Description
Expands multi-word tokens (MWT) predicted by the tokenizer.
| Property name |
Processor class name |
Generated Annotation |
| mwt |
MWTProcessor |
Expands multi-word tokens into multiple words when they are predicted by the tokenizer. |
Options
| Option name |
Type |
Default |
Description |
| mwt_batch_size |
int |
50 |
When annotating, this argument specifies the maximum number of words to process as a minibatch for efficient processing. Caveat: the larger this number is, the more working memory is required (main RAM or GPU RAM, depending on the computating device). |
Example Usage
The mwt processor only requires tokenize. After these two processors have run, the Sentences will have
lists of tokens and corresponding words based on the multi-word-token expander model. The list of tokens for
sentence sent can be accessed with sent.tokens. The list of words for sentence sent can be accessed with
sent.words. The list of words for a token token can be accessed with token.words. The code below shows
an example of accessing tokens and words.
import stanfordnlp
nlp = stanfordnlp.Pipeline(processors='tokenize,mwt', lang='fr')
doc = nlp("Alors encore inconnu du grand public, Emmanuel Macron devient en 2014 ministre de l'Économie, de l'Industrie et du Numérique.")
print(*[f'token: {token.text.ljust(9)}\t\twords: {token.words}' for sent in doc.sentences for token in sent.tokens], sep='\n')
print('')
print(*[f'word: {word.text.ljust(9)}\t\ttoken parent:{word.parent_token.index+"-"+word.parent_token.text}' for sent in doc.sentences for word in sent.words], sep='\n')
This code will generate the following output:
token: Alors words: [<Word index=1;text=Alors>]
token: encore words: [<Word index=2;text=encore>]
token: inconnu words: [<Word index=3;text=inconnu>]
token: du words: [<Word index=4;text=de>, <Word index=5;text=le>]
token: grand words: [<Word index=6;text=grand>]
token: public words: [<Word index=7;text=public>]
token: , words: [<Word index=8;text=,>]
token: Emmanuel words: [<Word index=9;text=Emmanuel>]
token: Macron words: [<Word index=10;text=Macron>]
token: devient words: [<Word index=11;text=devient>]
token: en words: [<Word index=12;text=en>]
token: 2014 words: [<Word index=13;text=2014>]

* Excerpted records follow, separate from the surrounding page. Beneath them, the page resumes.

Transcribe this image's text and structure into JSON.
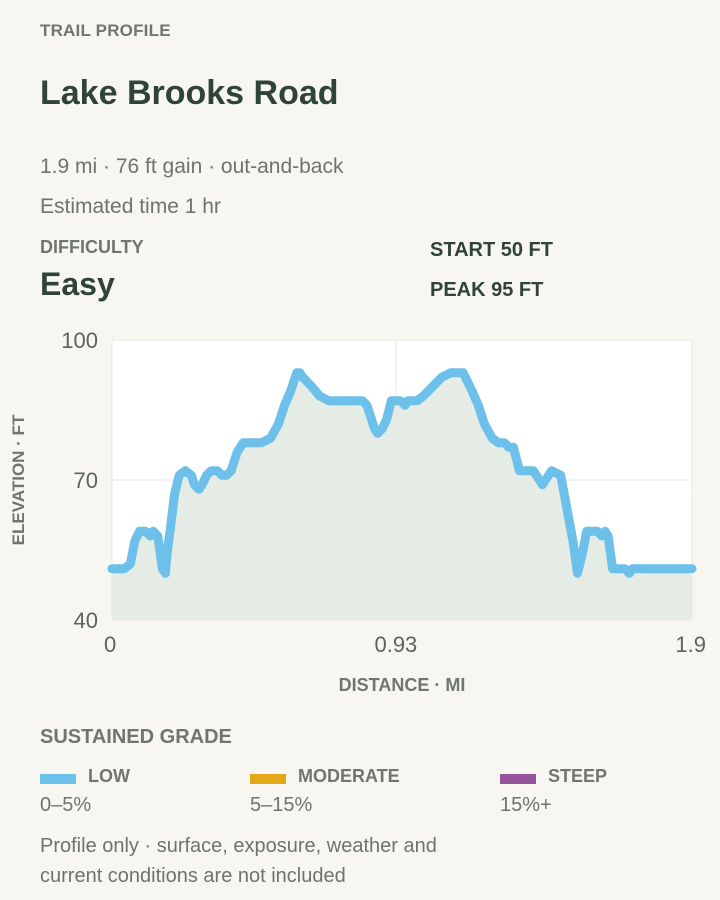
{
  "header": {
    "kicker": "TRAIL PROFILE",
    "title": "Lake Brooks Road",
    "meta": "1.9 mi · 76 ft gain · out-and-back",
    "estimated_time": "Estimated time 1 hr"
  },
  "difficulty": {
    "label": "DIFFICULTY",
    "value": "Easy"
  },
  "stats": {
    "start": "START 50 FT",
    "peak": "PEAK 95 FT"
  },
  "colors": {
    "line": "#6cc0ea",
    "area": "#e5ece5",
    "plot_bg": "#ffffff",
    "grid": "#e7e7e3",
    "low": "#6cc0ea",
    "moderate": "#e3a919",
    "steep": "#96549c"
  },
  "chart_data": {
    "type": "area",
    "xlabel": "DISTANCE · MI",
    "ylabel": "ELEVATION · FT",
    "xlim": [
      0,
      1.9
    ],
    "ylim": [
      40,
      100
    ],
    "x_ticks": [
      "0",
      "0.93",
      "1.9"
    ],
    "y_ticks": [
      "100",
      "70",
      "40"
    ],
    "grid": true,
    "series": [
      {
        "x": [
          0,
          0.015,
          0.04,
          0.06,
          0.075,
          0.09,
          0.11,
          0.125,
          0.135,
          0.15,
          0.165,
          0.175,
          0.18,
          0.19,
          0.205,
          0.22,
          0.24,
          0.26,
          0.27,
          0.285,
          0.295,
          0.31,
          0.325,
          0.345,
          0.36,
          0.375,
          0.39,
          0.41,
          0.43,
          0.46,
          0.49,
          0.52,
          0.545,
          0.565,
          0.585,
          0.605,
          0.615,
          0.625,
          0.64,
          0.655,
          0.68,
          0.71,
          0.75,
          0.78,
          0.8,
          0.82,
          0.835,
          0.85,
          0.86,
          0.87,
          0.885,
          0.9,
          0.915,
          0.93,
          0.945,
          0.96,
          0.97,
          0.98,
          0.99,
          1.0,
          1.02,
          1.05,
          1.08,
          1.11,
          1.15,
          1.18,
          1.2,
          1.22,
          1.245,
          1.265,
          1.275,
          1.285,
          1.3,
          1.315,
          1.335,
          1.355,
          1.38,
          1.41,
          1.44,
          1.47,
          1.49,
          1.51,
          1.525,
          1.54,
          1.555,
          1.57,
          1.59,
          1.605,
          1.615,
          1.625,
          1.64,
          1.66,
          1.68,
          1.695,
          1.705,
          1.71,
          1.72,
          1.725,
          1.735,
          1.75,
          1.765,
          1.775,
          1.79,
          1.81,
          1.825,
          1.84,
          1.86,
          1.875,
          1.885,
          1.9
        ],
        "values": [
          51,
          51,
          51,
          52,
          57,
          59,
          59,
          58,
          59,
          58,
          51,
          50,
          54,
          59,
          67,
          71,
          72,
          71,
          69,
          68,
          69,
          71,
          72,
          72,
          71,
          71,
          72,
          76,
          78,
          78,
          78,
          79,
          82,
          86,
          89,
          93,
          93,
          92,
          91,
          90,
          88,
          87,
          87,
          87,
          87,
          87,
          86,
          83,
          81,
          80,
          81,
          83,
          87,
          87,
          87,
          86,
          87,
          87,
          87,
          87,
          88,
          90,
          92,
          93,
          93,
          89,
          86,
          82,
          79,
          78,
          78,
          78,
          77,
          77,
          72,
          72,
          72,
          69,
          72,
          71,
          64,
          57,
          50,
          54,
          59,
          59,
          59,
          58,
          59,
          58,
          51,
          51,
          51,
          50,
          51,
          51,
          51,
          51,
          51,
          51,
          51,
          51,
          51,
          51,
          51,
          51,
          51,
          51,
          51,
          51
        ]
      }
    ]
  },
  "grade": {
    "title": "SUSTAINED GRADE",
    "items": [
      {
        "name": "LOW",
        "range": "0–5%"
      },
      {
        "name": "MODERATE",
        "range": "5–15%"
      },
      {
        "name": "STEEP",
        "range": "15%+"
      }
    ]
  },
  "footnote": "Profile only · surface, exposure, weather and current conditions are not included"
}
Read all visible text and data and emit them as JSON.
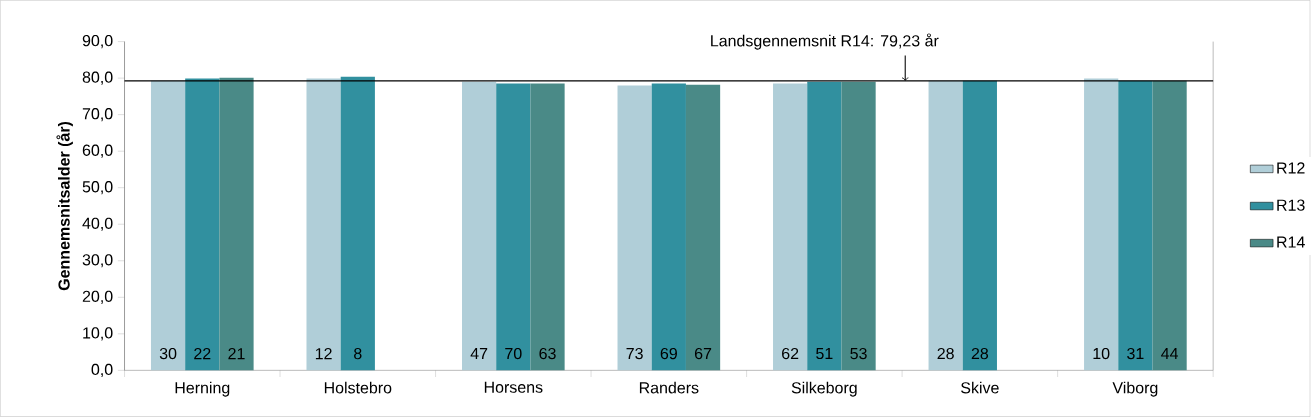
{
  "chart_data": {
    "type": "bar",
    "ylabel": "Gennemsnitsalder (år)",
    "categories": [
      "Herning",
      "Holstebro",
      "Horsens",
      "Randers",
      "Silkeborg",
      "Skive",
      "Viborg"
    ],
    "series": [
      {
        "name": "R12",
        "color": "#b0ced8",
        "values": [
          79.3,
          79.9,
          79.0,
          78.0,
          78.5,
          79.3,
          79.9
        ]
      },
      {
        "name": "R13",
        "color": "#31909f",
        "values": [
          79.9,
          80.4,
          78.5,
          78.5,
          79.0,
          79.3,
          79.3
        ]
      },
      {
        "name": "R14",
        "color": "#4a8a87",
        "values": [
          80.1,
          null,
          78.5,
          78.2,
          79.0,
          null,
          79.3
        ]
      }
    ],
    "annotations": [
      "30",
      "22",
      "21",
      "12",
      "8",
      "47",
      "70",
      "63",
      "73",
      "69",
      "67",
      "62",
      "51",
      "53",
      "28",
      "28",
      "10",
      "31",
      "44"
    ],
    "ylim": [
      0,
      90
    ],
    "yticks": [
      {
        "value": 0,
        "label": "0,0"
      },
      {
        "value": 10,
        "label": "10,0"
      },
      {
        "value": 20,
        "label": "20,0"
      },
      {
        "value": 30,
        "label": "30,0"
      },
      {
        "value": 40,
        "label": "40,0"
      },
      {
        "value": 50,
        "label": "50,0"
      },
      {
        "value": 60,
        "label": "60,0"
      },
      {
        "value": 70,
        "label": "70,0"
      },
      {
        "value": 80,
        "label": "80,0"
      },
      {
        "value": 90,
        "label": "90,0"
      }
    ],
    "ref_lines": [
      {
        "axis": "y",
        "value": 79.23,
        "label": "Landsgennemsnit R14: 79,23 år",
        "color": "#000000"
      }
    ],
    "legend": "right",
    "grid": false
  }
}
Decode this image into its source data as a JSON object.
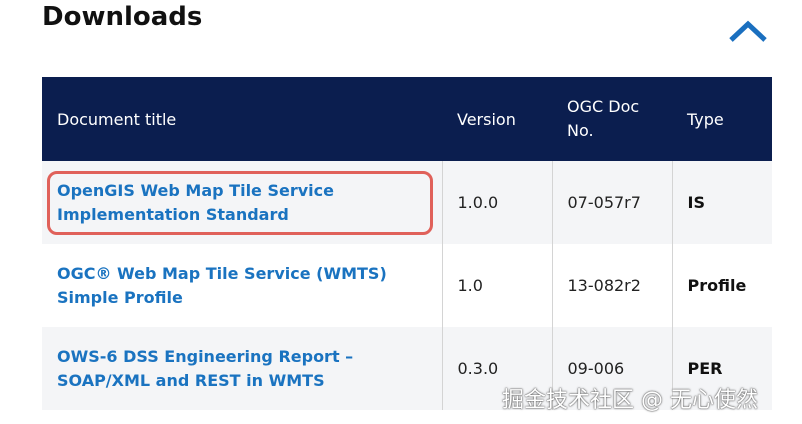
{
  "section": {
    "title": "Downloads",
    "collapse_icon": "chevron-up-icon"
  },
  "table": {
    "headers": [
      "Document title",
      "Version",
      "OGC Doc No.",
      "Type"
    ],
    "rows": [
      {
        "title": "OpenGIS Web Map Tile Service Implementation Standard",
        "version": "1.0.0",
        "doc_no": "07-057r7",
        "type": "IS"
      },
      {
        "title": "OGC® Web Map Tile Service (WMTS) Simple Profile",
        "version": "1.0",
        "doc_no": "13-082r2",
        "type": "Profile"
      },
      {
        "title": "OWS-6 DSS Engineering Report – SOAP/XML and REST in WMTS",
        "version": "0.3.0",
        "doc_no": "09-006",
        "type": "PER"
      }
    ]
  },
  "watermark": "掘金技术社区 @ 无心使然",
  "colors": {
    "header_bg": "#0b1e4f",
    "link": "#1a73c0",
    "highlight": "#e0615a"
  }
}
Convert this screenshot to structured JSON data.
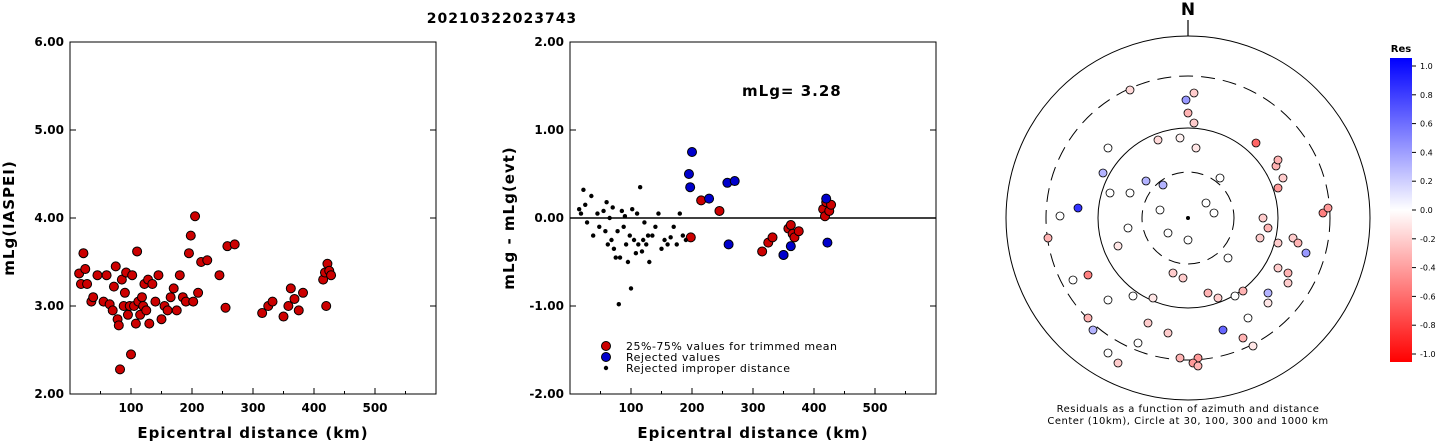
{
  "title": "20210322023743",
  "chart_data": [
    {
      "type": "scatter",
      "xlabel": "Epicentral distance (km)",
      "ylabel": "mLg(IASPEI)",
      "xlim": [
        0,
        600
      ],
      "ylim": [
        2.0,
        6.0
      ],
      "xticks": [
        "100",
        "200",
        "300",
        "400",
        "500"
      ],
      "yticks": [
        "2.00",
        "3.00",
        "4.00",
        "5.00",
        "6.00"
      ],
      "series": [
        {
          "color": "#cc0000",
          "points": [
            [
              15,
              3.37
            ],
            [
              18,
              3.25
            ],
            [
              22,
              3.6
            ],
            [
              25,
              3.42
            ],
            [
              28,
              3.25
            ],
            [
              35,
              3.05
            ],
            [
              38,
              3.1
            ],
            [
              45,
              3.35
            ],
            [
              55,
              3.05
            ],
            [
              60,
              3.35
            ],
            [
              65,
              3.02
            ],
            [
              70,
              2.95
            ],
            [
              72,
              3.22
            ],
            [
              75,
              3.45
            ],
            [
              78,
              2.85
            ],
            [
              80,
              2.78
            ],
            [
              82,
              2.28
            ],
            [
              85,
              3.3
            ],
            [
              88,
              3.0
            ],
            [
              90,
              3.15
            ],
            [
              92,
              3.38
            ],
            [
              95,
              2.9
            ],
            [
              98,
              3.0
            ],
            [
              100,
              2.45
            ],
            [
              102,
              3.35
            ],
            [
              105,
              3.0
            ],
            [
              108,
              2.8
            ],
            [
              110,
              3.62
            ],
            [
              112,
              3.05
            ],
            [
              115,
              2.9
            ],
            [
              118,
              3.1
            ],
            [
              120,
              3.0
            ],
            [
              122,
              3.25
            ],
            [
              125,
              2.95
            ],
            [
              128,
              3.3
            ],
            [
              130,
              2.8
            ],
            [
              135,
              3.25
            ],
            [
              140,
              3.05
            ],
            [
              145,
              3.35
            ],
            [
              150,
              2.85
            ],
            [
              155,
              3.0
            ],
            [
              160,
              2.95
            ],
            [
              165,
              3.1
            ],
            [
              170,
              3.2
            ],
            [
              175,
              2.95
            ],
            [
              180,
              3.35
            ],
            [
              185,
              3.1
            ],
            [
              190,
              3.05
            ],
            [
              195,
              3.6
            ],
            [
              198,
              3.8
            ],
            [
              202,
              3.05
            ],
            [
              205,
              4.02
            ],
            [
              210,
              3.15
            ],
            [
              215,
              3.5
            ],
            [
              225,
              3.52
            ],
            [
              245,
              3.35
            ],
            [
              255,
              2.98
            ],
            [
              258,
              3.68
            ],
            [
              270,
              3.7
            ],
            [
              315,
              2.92
            ],
            [
              325,
              3.0
            ],
            [
              332,
              3.05
            ],
            [
              350,
              2.88
            ],
            [
              358,
              3.0
            ],
            [
              362,
              3.2
            ],
            [
              368,
              3.08
            ],
            [
              375,
              2.95
            ],
            [
              382,
              3.15
            ],
            [
              415,
              3.3
            ],
            [
              418,
              3.38
            ],
            [
              420,
              3.0
            ],
            [
              422,
              3.48
            ],
            [
              425,
              3.4
            ],
            [
              428,
              3.35
            ]
          ]
        }
      ]
    },
    {
      "type": "scatter",
      "xlabel": "Epicentral distance (km)",
      "ylabel": "mLg - mLg(evt)",
      "xlim": [
        0,
        600
      ],
      "ylim": [
        -2.0,
        2.0
      ],
      "xticks": [
        "100",
        "200",
        "300",
        "400",
        "500"
      ],
      "yticks": [
        "-2.00",
        "-1.00",
        "0.00",
        "1.00",
        "2.00"
      ],
      "annotation": "mLg= 3.28",
      "legend": [
        {
          "label": "25%-75% values for trimmed mean",
          "color": "#cc0000"
        },
        {
          "label": "Rejected values",
          "color": "#0000cc"
        },
        {
          "label": "Rejected improper distance",
          "color": "#000000"
        }
      ],
      "series": [
        {
          "name": "25%-75% values for trimmed mean",
          "color": "#cc0000",
          "points": [
            [
              198,
              -0.22
            ],
            [
              215,
              0.2
            ],
            [
              245,
              0.08
            ],
            [
              315,
              -0.38
            ],
            [
              325,
              -0.28
            ],
            [
              332,
              -0.22
            ],
            [
              350,
              -0.42
            ],
            [
              358,
              -0.12
            ],
            [
              362,
              -0.08
            ],
            [
              365,
              -0.18
            ],
            [
              368,
              -0.22
            ],
            [
              375,
              -0.15
            ],
            [
              415,
              0.1
            ],
            [
              418,
              0.02
            ],
            [
              420,
              0.18
            ],
            [
              425,
              0.08
            ],
            [
              428,
              0.15
            ]
          ]
        },
        {
          "name": "Rejected values",
          "color": "#0000cc",
          "points": [
            [
              195,
              0.5
            ],
            [
              200,
              0.75
            ],
            [
              197,
              0.35
            ],
            [
              228,
              0.22
            ],
            [
              258,
              0.4
            ],
            [
              260,
              -0.3
            ],
            [
              270,
              0.42
            ],
            [
              350,
              -0.42
            ],
            [
              362,
              -0.32
            ],
            [
              420,
              0.22
            ],
            [
              422,
              -0.28
            ]
          ]
        },
        {
          "name": "Rejected improper distance",
          "color": "#000000",
          "points": [
            [
              15,
              0.1
            ],
            [
              18,
              0.05
            ],
            [
              22,
              0.32
            ],
            [
              25,
              0.15
            ],
            [
              28,
              -0.05
            ],
            [
              35,
              0.25
            ],
            [
              38,
              -0.2
            ],
            [
              45,
              0.05
            ],
            [
              48,
              -0.1
            ],
            [
              55,
              0.08
            ],
            [
              58,
              -0.15
            ],
            [
              60,
              0.18
            ],
            [
              62,
              -0.3
            ],
            [
              65,
              0.0
            ],
            [
              68,
              -0.25
            ],
            [
              70,
              0.12
            ],
            [
              72,
              -0.35
            ],
            [
              75,
              -0.45
            ],
            [
              78,
              -0.15
            ],
            [
              80,
              -0.98
            ],
            [
              82,
              -0.45
            ],
            [
              85,
              0.08
            ],
            [
              88,
              -0.1
            ],
            [
              90,
              0.02
            ],
            [
              92,
              -0.3
            ],
            [
              95,
              -0.5
            ],
            [
              98,
              -0.2
            ],
            [
              100,
              -0.8
            ],
            [
              102,
              0.1
            ],
            [
              105,
              -0.25
            ],
            [
              108,
              -0.4
            ],
            [
              110,
              0.05
            ],
            [
              112,
              -0.3
            ],
            [
              115,
              0.35
            ],
            [
              118,
              -0.38
            ],
            [
              120,
              -0.25
            ],
            [
              122,
              -0.05
            ],
            [
              125,
              -0.3
            ],
            [
              128,
              -0.2
            ],
            [
              130,
              -0.5
            ],
            [
              135,
              -0.2
            ],
            [
              140,
              -0.1
            ],
            [
              145,
              0.05
            ],
            [
              150,
              -0.35
            ],
            [
              155,
              -0.25
            ],
            [
              160,
              -0.3
            ],
            [
              165,
              -0.22
            ],
            [
              170,
              -0.1
            ],
            [
              175,
              -0.3
            ],
            [
              180,
              0.05
            ],
            [
              185,
              -0.2
            ],
            [
              190,
              -0.25
            ]
          ]
        }
      ]
    },
    {
      "type": "scatter",
      "subtype": "polar",
      "north_label": "N",
      "caption_lines": [
        "Residuals as a function of azimuth and distance",
        "Center (10km), Circle at 30, 100, 300 and 1000 km"
      ],
      "colorbar": {
        "title": "Res",
        "ticks": [
          "1.0",
          "0.8",
          "0.6",
          "0.4",
          "0.2",
          "0.0",
          "-0.2",
          "-0.4",
          "-0.6",
          "-0.8",
          "-1.0"
        ]
      },
      "points": [
        [
          -58,
          -128,
          -0.15
        ],
        [
          -2,
          -118,
          0.4
        ],
        [
          6,
          -125,
          -0.2
        ],
        [
          0,
          -105,
          -0.3
        ],
        [
          6,
          -95,
          -0.2
        ],
        [
          -30,
          -78,
          -0.15
        ],
        [
          -8,
          -80,
          -0.05
        ],
        [
          8,
          -70,
          -0.1
        ],
        [
          -80,
          -70,
          0.0
        ],
        [
          68,
          -75,
          -0.6
        ],
        [
          -78,
          -25,
          0.0
        ],
        [
          -85,
          -45,
          0.3
        ],
        [
          -25,
          -33,
          0.3
        ],
        [
          32,
          -40,
          0.0
        ],
        [
          88,
          -52,
          -0.3
        ],
        [
          -58,
          -25,
          0.0
        ],
        [
          90,
          -58,
          -0.3
        ],
        [
          -42,
          -37,
          0.3
        ],
        [
          95,
          -40,
          -0.2
        ],
        [
          90,
          -30,
          -0.4
        ],
        [
          -128,
          -2,
          0.0
        ],
        [
          -110,
          -10,
          0.8
        ],
        [
          -28,
          -8,
          0.0
        ],
        [
          -20,
          15,
          0.0
        ],
        [
          18,
          -15,
          0.0
        ],
        [
          26,
          -5,
          0.0
        ],
        [
          75,
          0,
          -0.2
        ],
        [
          135,
          -5,
          -0.5
        ],
        [
          140,
          -10,
          -0.4
        ],
        [
          -140,
          20,
          -0.3
        ],
        [
          -60,
          10,
          0.0
        ],
        [
          -70,
          28,
          -0.1
        ],
        [
          0,
          22,
          0.0
        ],
        [
          40,
          40,
          0.0
        ],
        [
          72,
          20,
          -0.2
        ],
        [
          80,
          10,
          -0.3
        ],
        [
          90,
          25,
          -0.2
        ],
        [
          105,
          20,
          -0.2
        ],
        [
          110,
          25,
          -0.3
        ],
        [
          118,
          35,
          0.4
        ],
        [
          -100,
          57,
          -0.5
        ],
        [
          -115,
          62,
          0.0
        ],
        [
          90,
          50,
          -0.2
        ],
        [
          100,
          55,
          -0.3
        ],
        [
          100,
          65,
          -0.2
        ],
        [
          -80,
          82,
          0.0
        ],
        [
          -55,
          78,
          0.0
        ],
        [
          -35,
          80,
          -0.1
        ],
        [
          -15,
          55,
          -0.2
        ],
        [
          -5,
          60,
          -0.2
        ],
        [
          20,
          75,
          -0.3
        ],
        [
          30,
          80,
          -0.2
        ],
        [
          47,
          78,
          0.0
        ],
        [
          55,
          73,
          -0.3
        ],
        [
          80,
          75,
          0.3
        ],
        [
          80,
          85,
          -0.1
        ],
        [
          -100,
          100,
          -0.3
        ],
        [
          -95,
          112,
          0.3
        ],
        [
          -80,
          135,
          0.0
        ],
        [
          -50,
          125,
          0.0
        ],
        [
          -40,
          105,
          -0.2
        ],
        [
          -20,
          115,
          -0.2
        ],
        [
          -8,
          140,
          -0.3
        ],
        [
          10,
          140,
          -0.4
        ],
        [
          35,
          112,
          0.6
        ],
        [
          55,
          120,
          -0.3
        ],
        [
          60,
          100,
          0.0
        ],
        [
          65,
          128,
          -0.1
        ],
        [
          -70,
          145,
          -0.2
        ],
        [
          5,
          145,
          -0.4
        ],
        [
          10,
          148,
          -0.3
        ]
      ]
    }
  ]
}
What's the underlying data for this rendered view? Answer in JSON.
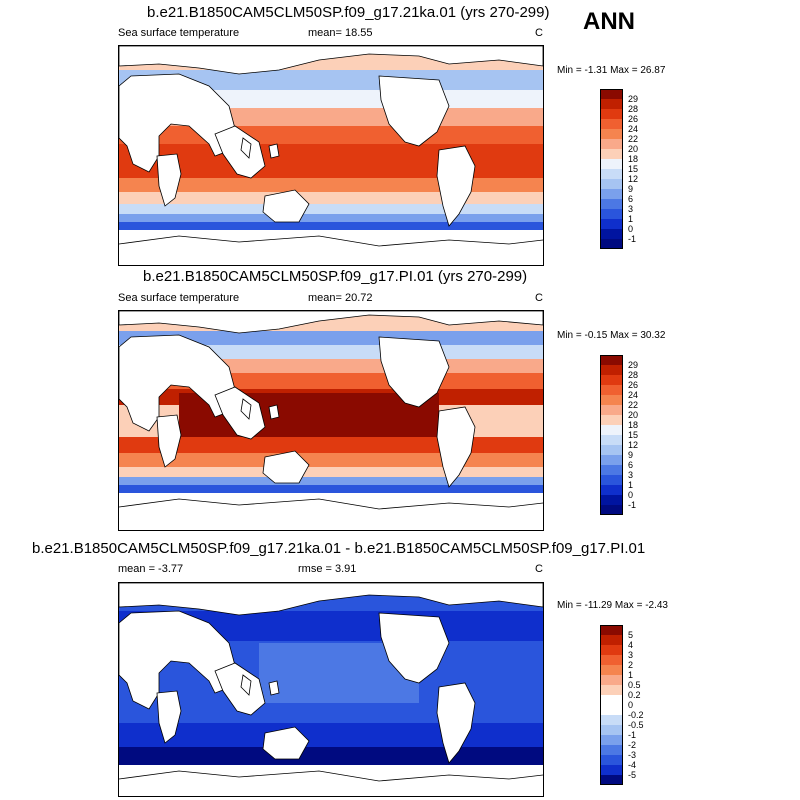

token: ministre words: [<Word index=14;text=ministre>]
token: de words: [<Word index=15;text=de>]
token: l' words: [<Word index=16;text=l'>]
token: Économie words: [<Word index=17;text=Économie>]
token: , words: [<Word index=18;text=,>]
token: de words: [<Word index=19;text=de>]
token: l' words: [<Word index=20;text=l'>]
token: Industrie words: [<Word index=21;text=Industrie>]
token: et words: [<Word index=22;text=et>]
token: du words: [<Word index=23;text=de>, <Word index=24;text=le>]
token: Numérique words: [<Word index=25;text=Numérique>]
token: . words: [<Word index=26;text=.>]
word: Alors token parent:1-Alors
word: encore token parent:2-encore
word: inconnu token parent:3-inconnu
word: de token parent:4-5-du
word: le token parent:4-5-du
word: grand token parent:6-grand
word: public token parent:7-public
word: , token parent:8-,
word: Emmanuel token parent:9-Emmanuel
word: Macron token parent:10-Macron
word: devient token parent:11-devient
word: en token parent:12-en
word: 2014 token parent:13-2014
word: ministre token parent:14-ministre
word: de token parent:15-de
word: l' token parent:16-l'
word: Économie token parent:17-Économie
word: , token parent:18-,
word: de token parent:19-de
word: l' token parent:20-l'
word: Industrie token parent:21-Industrie
word: et token parent:22-et
word: de token parent:23-24-du
word: le token parent:23-24-du
word: Numérique token parent:25-Numérique
word: . token parent:26-.
Training-Only Options
Most training-only options are documented in the argument parser of the MWT expander.